Winning the 2026 World Cup on US soil will earn the champion $50 million or approximately Rs 450 crore, FIFA said on Wednesday. It is the biggest prize money ever attached to football’s most prestigious tournament.
However, it still will not make the winner the richest champion in the sport.
The numbers underline a reality that has quietly settled into modern football. Prestige and profit no longer peak at the same place.
The total prize pool for the 2026 World Cup stands at $655 million or Rs 5,895 crore. The tournament will be staged across the United States, Canada and Mexico from June 11 to July 19 and will feature an expanded field of 48 teams.
The champion’s payout is up from the $42 million won by Argentina in 2022 and the $38 million earned by France in 2018.
The overall prize fund has jumped by nearly 49 percent from the $440 million on offer at the Qatar World Cup in 2022.
Yet the headline figure still trails far behind what the club game now routinely pays out.
Earlier this year, Chelsea earned up to $125 million for winning FIFA’s expanded Club World Cup. That was more than double what a nation will receive for lifting the World Cup trophy after a month-long tournament that remains football’s biggest global event.
The contrast is striking. The Club World Cup, expanded from seven teams to 32 and squeezed into an already crowded calendar, offered a total prize fund of $1 billion. Some matches were played in half-empty stadiums and the tournament faced strong resistance from players’ unions and domestic leagues.
The World Cup, by comparison, remains the sport’s most watched spectacle. Its final draws hundreds of millions of viewers worldwide. Its prize money, however, reflects a different financial logic.
FIFA distributes World Cup prize money to national federations, not directly to players. Each of the 48 teams at the 2026 tournament will receive $1.5 million for preparation costs and $9 million for participating in the group stage, the same participation fee as in 2022.
Teams reaching the new round of 32 will earn $11 million. Reaching the round of 16 brings $15 million. Quarterfinalists receive $19 million. The fourth-place team earns $27 million, third place $29 million and the losing finalist $33 million.
Including participation payments, FIFA will distribute $727 million to the 48 federations.
What players actually take home depends entirely on their national associations. France’s players were reportedly in line for bonuses of around $586,000 each if they won the 2022 World Cup, a figure decided by their federation, not FIFA.
Club football works differently. Revenues flow year-round through domestic leagues, continental competitions and sponsorship deals.
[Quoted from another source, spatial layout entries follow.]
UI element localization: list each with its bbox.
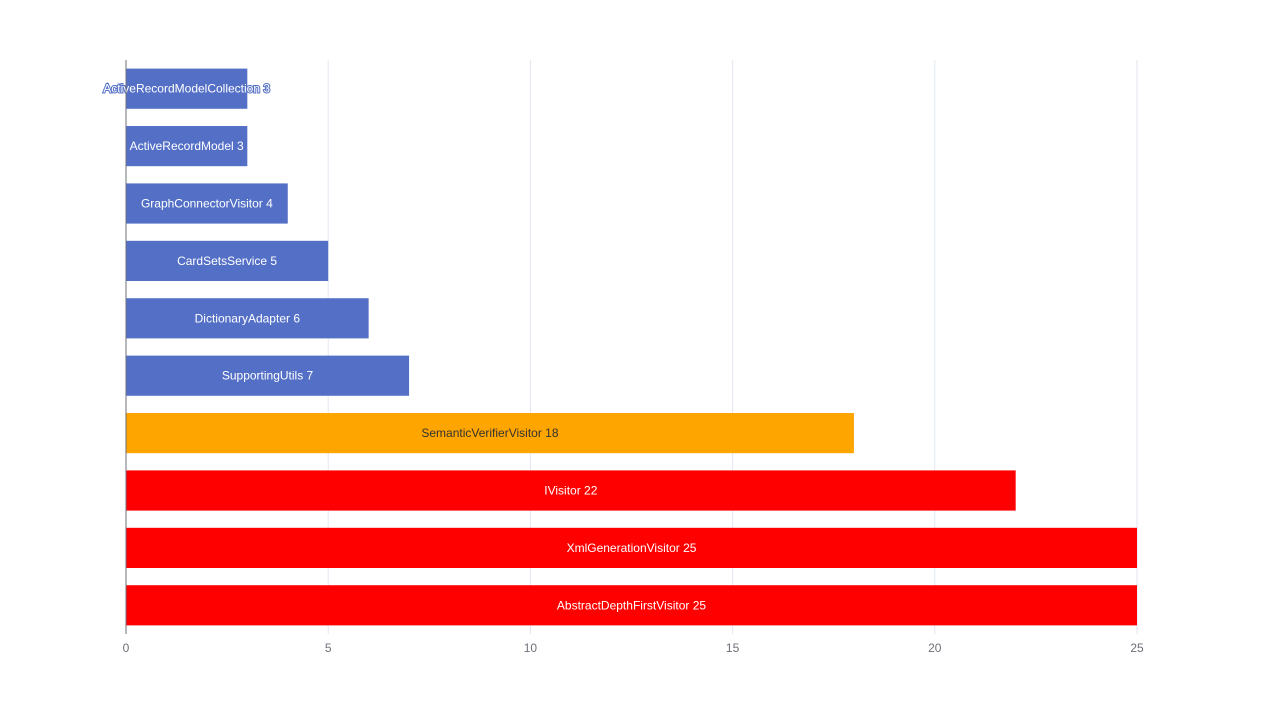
bar[interactable] <box>126 413 854 454</box>
x-tick-label: 15 <box>726 641 740 655</box>
x-tick-label: 20 <box>928 641 942 655</box>
bar-label: IVisitor 22 <box>544 484 597 498</box>
bar[interactable] <box>126 470 1016 511</box>
bar[interactable] <box>126 585 1137 626</box>
bar[interactable] <box>126 68 248 109</box>
bar[interactable] <box>126 183 288 224</box>
bar[interactable] <box>126 298 369 339</box>
bar-label: GraphConnectorVisitor 4 <box>141 197 273 211</box>
bar-label: ActiveRecordModel 3 <box>130 139 244 153</box>
x-tick-label: 5 <box>325 641 332 655</box>
bar[interactable] <box>126 240 329 281</box>
bar-label: AbstractDepthFirstVisitor 25 <box>557 598 706 612</box>
bar-label: CardSetsService 5 <box>177 254 277 268</box>
bar-label: DictionaryAdapter 6 <box>195 311 301 325</box>
bar[interactable] <box>126 355 410 396</box>
x-tick-label: 10 <box>524 641 538 655</box>
bar-label: XmlGenerationVisitor 25 <box>567 541 697 555</box>
x-axis: 0 5 10 15 20 25 <box>123 60 1144 655</box>
bar-label: SemanticVerifierVisitor 18 <box>421 426 559 440</box>
x-tick-label: 0 <box>123 641 130 655</box>
bar-label: ActiveRecordModelCollection 3 <box>103 82 270 96</box>
bars: ActiveRecordModelCollection 3 ActiveRecor… <box>102 68 1137 626</box>
bar-label: SupportingUtils 7 <box>222 369 314 383</box>
x-tick-label: 25 <box>1130 641 1144 655</box>
bar[interactable] <box>126 126 248 167</box>
bar[interactable] <box>126 527 1137 568</box>
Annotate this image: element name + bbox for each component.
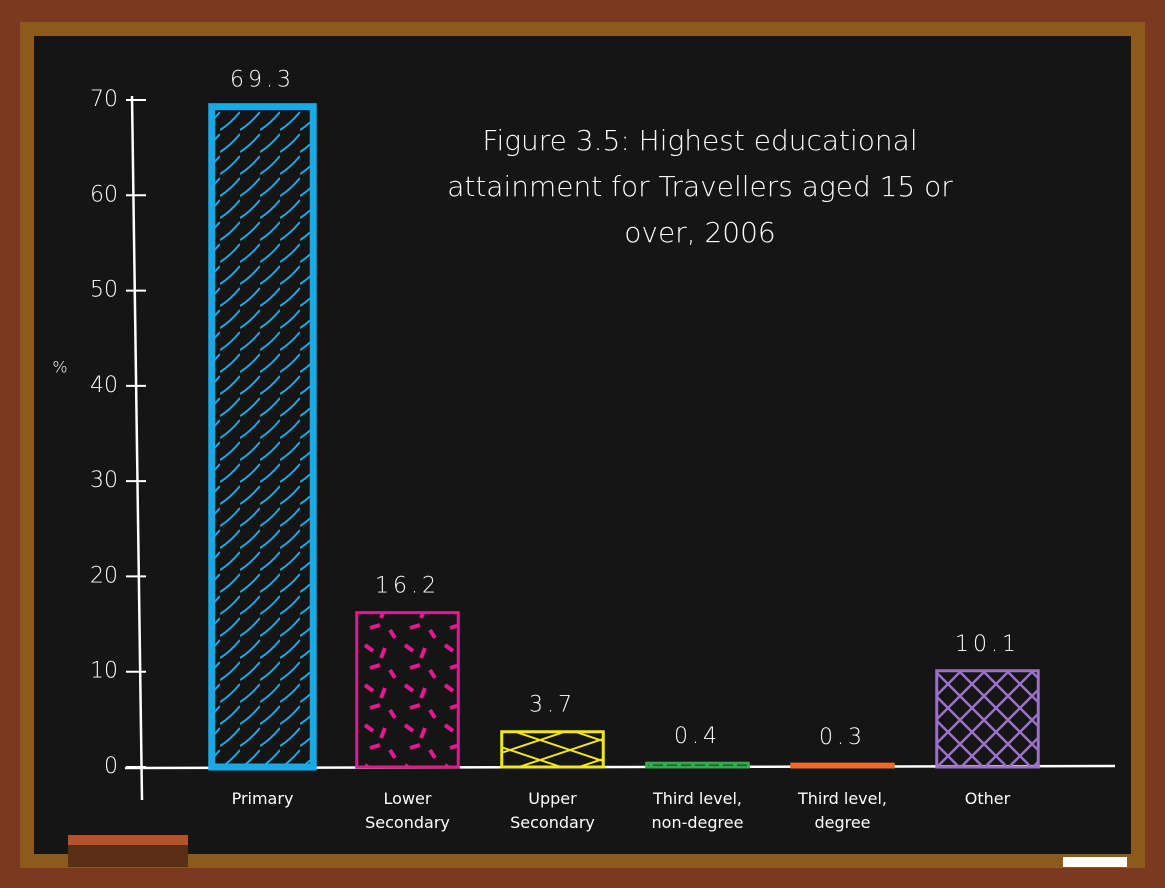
y-tick-label: 30 xyxy=(90,468,118,493)
y-tick-label: 60 xyxy=(90,182,118,207)
x-tick-label: Third level, degree xyxy=(797,789,888,832)
value-label: 3.7 xyxy=(529,693,576,718)
value-label: 0.4 xyxy=(674,724,721,749)
value-label: 69.3 xyxy=(230,68,295,93)
y-axis xyxy=(130,95,144,801)
bar xyxy=(355,611,460,769)
value-label: 16.2 xyxy=(375,574,440,599)
eraser-top xyxy=(68,835,188,845)
chalk xyxy=(1063,857,1127,867)
value-label: 10.1 xyxy=(955,632,1020,657)
value-label: 0.3 xyxy=(819,725,866,750)
bar xyxy=(790,762,895,769)
x-tick-label: Primary xyxy=(231,789,294,808)
x-tick-label: Other xyxy=(964,789,1011,808)
y-tick-label: 70 xyxy=(90,87,118,112)
x-tick-label: Upper Secondary xyxy=(510,789,595,832)
bar xyxy=(500,730,605,769)
y-tick-label: 40 xyxy=(90,373,118,398)
y-tick-label: 20 xyxy=(90,563,118,588)
x-tick-label: Lower Secondary xyxy=(365,789,450,832)
board xyxy=(20,22,1145,868)
y-tick-label: 50 xyxy=(90,278,118,303)
eraser xyxy=(68,845,188,867)
bar xyxy=(935,669,1040,769)
chart-title: Figure 3.5: Highest educational attainme… xyxy=(447,124,953,249)
bar xyxy=(645,761,750,769)
y-tick-label: 0 xyxy=(104,754,118,779)
bar xyxy=(208,103,317,771)
y-tick-label: 10 xyxy=(90,659,118,684)
y-axis-label: % xyxy=(52,358,67,377)
x-tick-label: Third level, non-degree xyxy=(651,789,744,832)
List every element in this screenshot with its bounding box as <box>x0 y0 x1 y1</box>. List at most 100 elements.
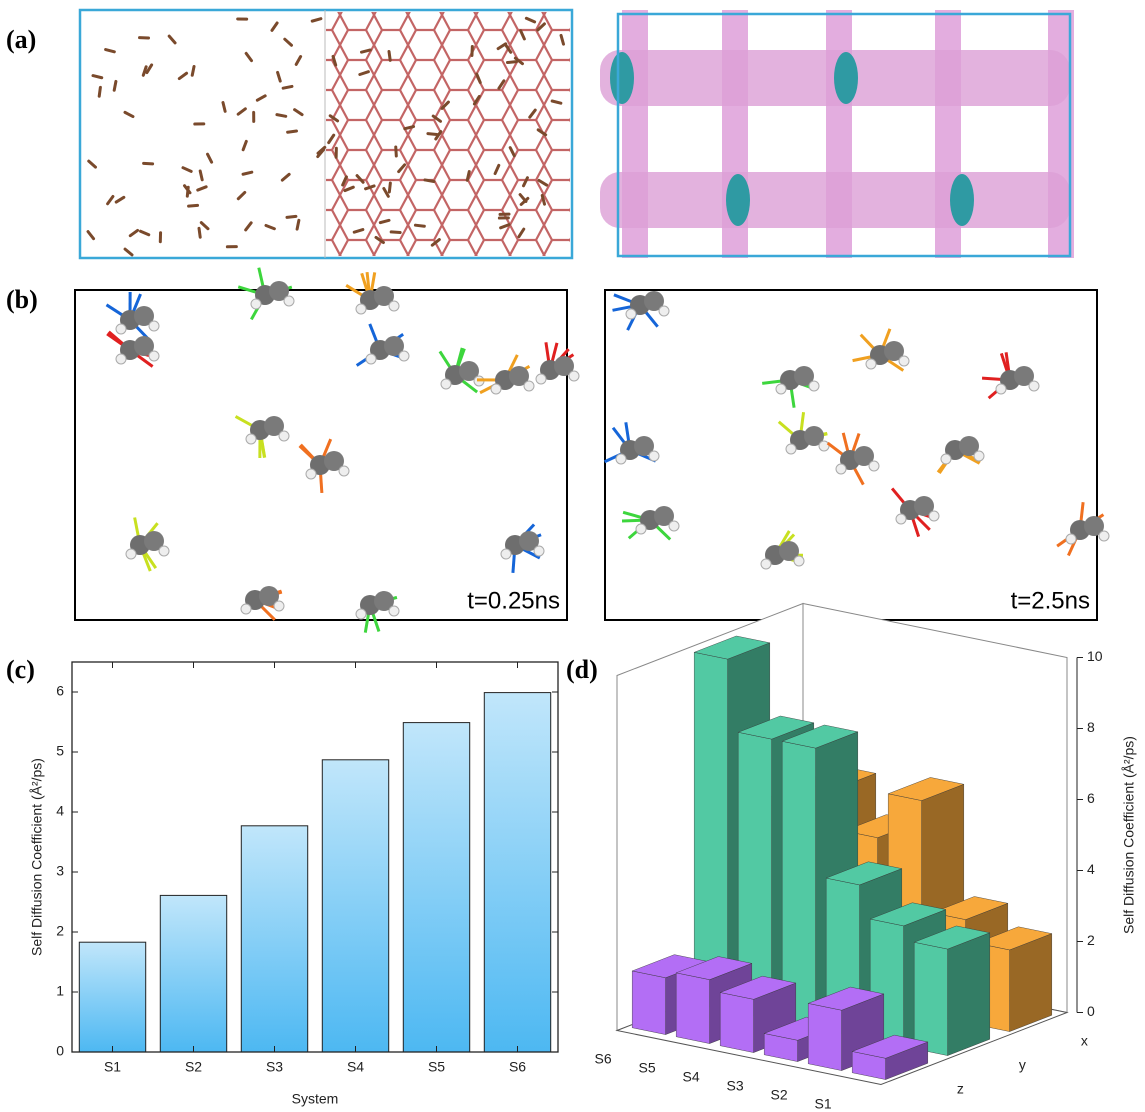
molecule <box>475 72 482 84</box>
molecule <box>141 65 148 77</box>
molecule <box>87 159 97 169</box>
atom <box>995 383 1007 395</box>
atom <box>278 430 290 442</box>
bar <box>483 692 552 1053</box>
atom <box>398 350 410 362</box>
atom <box>1014 366 1034 386</box>
bar-side <box>947 932 990 1056</box>
series-label: y <box>1019 1057 1026 1073</box>
molecule <box>394 145 398 158</box>
molecule <box>522 176 529 188</box>
z-axis-label: Self Diffusion Coefficient (Å²/ps) <box>1121 736 1137 934</box>
atom <box>865 358 877 370</box>
series-label: x <box>1081 1033 1088 1049</box>
molecule <box>91 74 104 80</box>
molecule <box>472 94 481 106</box>
molecule <box>431 114 442 123</box>
bar-top <box>807 986 885 1011</box>
bar-top <box>693 635 771 660</box>
molecule <box>536 128 548 137</box>
chart-d: S1 S2 S3 S4 S5 S6 z y x 0 2 4 6 8 10 Self Diffusion Coe… <box>595 602 1137 1112</box>
atom <box>808 380 820 392</box>
molecule <box>513 56 524 66</box>
bar-front <box>694 652 728 1011</box>
category-label: S4 <box>683 1069 700 1085</box>
snapshots <box>105 267 1110 633</box>
panel-label: (c) <box>6 655 35 684</box>
atom <box>535 373 547 385</box>
time-label: t=2.5ns <box>1011 587 1090 614</box>
molecule <box>183 184 192 195</box>
category-label: S1 <box>815 1096 832 1112</box>
atom <box>365 353 377 365</box>
molecule <box>517 227 526 239</box>
category-label: S2 <box>771 1087 788 1103</box>
y-tick-label: 6 <box>56 683 64 699</box>
atom <box>625 308 637 320</box>
atom <box>634 436 654 456</box>
molecule <box>536 22 546 32</box>
atom <box>440 378 452 390</box>
molecule <box>310 17 323 23</box>
cell-frame <box>616 12 1072 258</box>
molecule <box>123 110 135 119</box>
pore-view <box>598 10 1074 258</box>
molecule <box>177 71 189 81</box>
molecule <box>327 133 336 145</box>
atom <box>775 383 787 395</box>
bar-front <box>720 992 754 1053</box>
atom <box>519 531 539 551</box>
atom <box>459 361 479 381</box>
atom <box>148 320 160 332</box>
category-label: S3 <box>727 1078 744 1094</box>
molecule <box>293 108 304 117</box>
z-tick-label: 10 <box>1087 648 1103 664</box>
x-tick-label: S3 <box>266 1059 283 1075</box>
time-label: t=0.25ns <box>467 587 560 614</box>
molecule <box>281 84 294 90</box>
atom <box>635 523 647 535</box>
molecule <box>244 51 253 63</box>
molecule <box>423 178 436 183</box>
molecule <box>285 214 298 219</box>
plot-frame <box>71 661 559 1053</box>
atom <box>648 450 660 462</box>
atom <box>835 463 847 475</box>
atom <box>959 436 979 456</box>
atom <box>269 281 289 301</box>
atom <box>615 453 627 465</box>
panel-label: (d) <box>566 655 598 684</box>
molecule <box>123 247 134 257</box>
molecule <box>550 99 563 105</box>
bar <box>78 941 147 1053</box>
molecule <box>352 228 365 234</box>
molecule <box>397 163 407 174</box>
atom <box>854 446 874 466</box>
molecule <box>206 152 214 164</box>
molecule <box>374 235 385 245</box>
atom <box>973 450 985 462</box>
molecule <box>295 218 301 231</box>
molecule <box>283 37 293 47</box>
bar-top <box>781 724 859 749</box>
x-axis-label: System <box>292 1091 339 1107</box>
molecule <box>241 139 248 152</box>
atom <box>264 416 284 436</box>
molecule <box>430 238 441 247</box>
molecule <box>221 101 227 113</box>
z-tick-label: 6 <box>1087 790 1095 806</box>
atom <box>384 336 404 356</box>
bar <box>851 1034 929 1080</box>
x-tick-label: S6 <box>509 1059 526 1075</box>
molecule <box>145 63 154 75</box>
panel-label: (b) <box>6 285 38 314</box>
atom <box>338 465 350 477</box>
atom <box>148 350 160 362</box>
bar <box>321 759 390 1053</box>
atom <box>884 341 904 361</box>
atom <box>250 298 262 310</box>
atom <box>794 366 814 386</box>
y-tick-label: 5 <box>56 743 64 759</box>
molecule <box>328 114 340 123</box>
molecule <box>389 230 402 235</box>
Clubs carry the wage bills, control commercial rights and negotiate directly with broadcasters.
That is why club tournaments now dominate the sport’s financial hierarchy.
The disparity is not limited to FIFA competitions. Last year’s European Championship offered maximum winnings of about €28.5 million, or $33.5 million, to the champion. In the same season, Real Madrid earned around $154 million for winning the Champions League, run by UEFA.
FIFA president Gianni Infantino has described the 2026 World Cup as “groundbreaking” in terms of its financial contribution to global football. FIFA has also pointed to additional funds earmarked for development programmes beyond prize money.
The organisation has projected revenues of $13 billion for its current four-year cycle through 2026, up sharply from $7.5 billion between 2019 and 2022.